Pinter’s characters invoke family roles in this act, but they do so either with sarcasm or to outright reject them, as when Lenny mocks his ailing father in Scene 1: “Oh, Daddy, you’re not going to use your stick on me, are you? Eh? Don’t use your stick on me, Daddy” (11). The same character bridles when Ruth calls him “Leonard” in Scene 2: “Don’t call me that please […] That’s the name my mother gave me” (33). Even Max’s simpering behavior at the end of the first act makes a mockery of genuine father-son affection. Pinter depicts a world in which family bonds have frayed, if not outright snapped. Naked self-interest (like Max’s threat to evict Sam if he stops earning a paycheck) has replaced love and loyalty.

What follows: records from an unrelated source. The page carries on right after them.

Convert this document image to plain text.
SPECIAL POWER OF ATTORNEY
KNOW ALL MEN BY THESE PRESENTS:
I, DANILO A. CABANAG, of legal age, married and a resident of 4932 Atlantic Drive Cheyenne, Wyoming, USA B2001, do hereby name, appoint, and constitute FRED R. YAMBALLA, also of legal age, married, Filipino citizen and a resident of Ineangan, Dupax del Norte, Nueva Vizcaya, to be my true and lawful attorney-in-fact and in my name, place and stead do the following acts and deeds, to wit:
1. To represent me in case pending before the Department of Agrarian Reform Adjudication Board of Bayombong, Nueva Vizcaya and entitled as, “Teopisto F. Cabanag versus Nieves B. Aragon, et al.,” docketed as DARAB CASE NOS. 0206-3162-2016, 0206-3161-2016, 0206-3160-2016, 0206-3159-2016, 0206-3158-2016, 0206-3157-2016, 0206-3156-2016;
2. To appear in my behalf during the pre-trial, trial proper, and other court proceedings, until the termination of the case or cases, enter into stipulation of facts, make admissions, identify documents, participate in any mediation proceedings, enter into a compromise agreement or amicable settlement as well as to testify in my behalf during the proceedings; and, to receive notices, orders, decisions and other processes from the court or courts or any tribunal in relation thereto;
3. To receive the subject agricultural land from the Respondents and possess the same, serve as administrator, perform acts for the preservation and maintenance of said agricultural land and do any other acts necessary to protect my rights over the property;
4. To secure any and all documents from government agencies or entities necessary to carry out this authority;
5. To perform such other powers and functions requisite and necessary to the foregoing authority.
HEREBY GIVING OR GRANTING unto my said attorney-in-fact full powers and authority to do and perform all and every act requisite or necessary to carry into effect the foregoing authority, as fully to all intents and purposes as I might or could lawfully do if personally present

Not only family but also gender roles are at the fore of this act. Max and Lenny in particular ooze misogyny despite (or because of) lacking a strong sense of themselves as men. Max spews insults, even about his dead wife, while Lenny casually recounts episodes of violence towards women—in one case a sex worker, in another, a helpless old woman. All the while, they invoke other men, other eras, alongside which their current predicament seems pitiful. Max cites his old pal MacGregor, for example, as the kind of hard man he aspires to be (and by extension the kind of man his family members should be trying to emulate): “[Mac and I] were two of the worst hated men in the West End of London” (8). Mac was intimidating, and his almost homonymic name (“Max” versus “Mac”) suggests he represents the other side of the coin to the now ailing and faded family patriarch—some archetype that has become corrupted and curdled in Max’s present.
Real men, the characters also suggest, played heroic roles in World War II. Lenny and Sam, for example, indulge in a fantasy about Sam’s moneyed American passenger:
LENNY. He was probably a colonel, or something, in the American Air Force.
SAM. Yes
LENNY. Probably a navigator, or something like that, in a Flying Fortress. Now he’s most likely a high executive in a worldwide group of aeronautical engineers.
SAM. Yes
LENNY. Yes, I know the kind of man you’re talking about (14).
The American passenger even gifts Sam phallic cigars, ostentatious symbols of virility that imply the recipients (hitherto lacking them) are in some way emasculated. Sam will dole these same cigars out to his family in Act II.
In Act I, Scene 2, Lenny is again wistful when imagining what he might have done during the war. He tells Ruth: “…if I’d been a soldier in the last war—say in the Italian campaign—I’d probably have found myself in Venice” (30). Lenny’s lack of wartime experience haunts him and is a defining difference between his generation and older veterans of the fighting. Peacetime has not given Lenny the same opportunities. Instead, his sense of himself as a man has been bound up in his treatment of women; he has fought women, not Nazis, in his bid to prove his manliness. After fantasizing about the war, he presses himself on Ruth, as if conquering her compensates for his thwarted military ambitions. “Do you mind if I hold your hand?” he says (30). However, Ruth is not the willing submissive Lenny hopes for and turns the tables on him. His distress at this situation hints at a masculinity in crisis in Pinter’s world of 1960s Britain—a wellspring for the violence that bubbles beneath the play’s surface.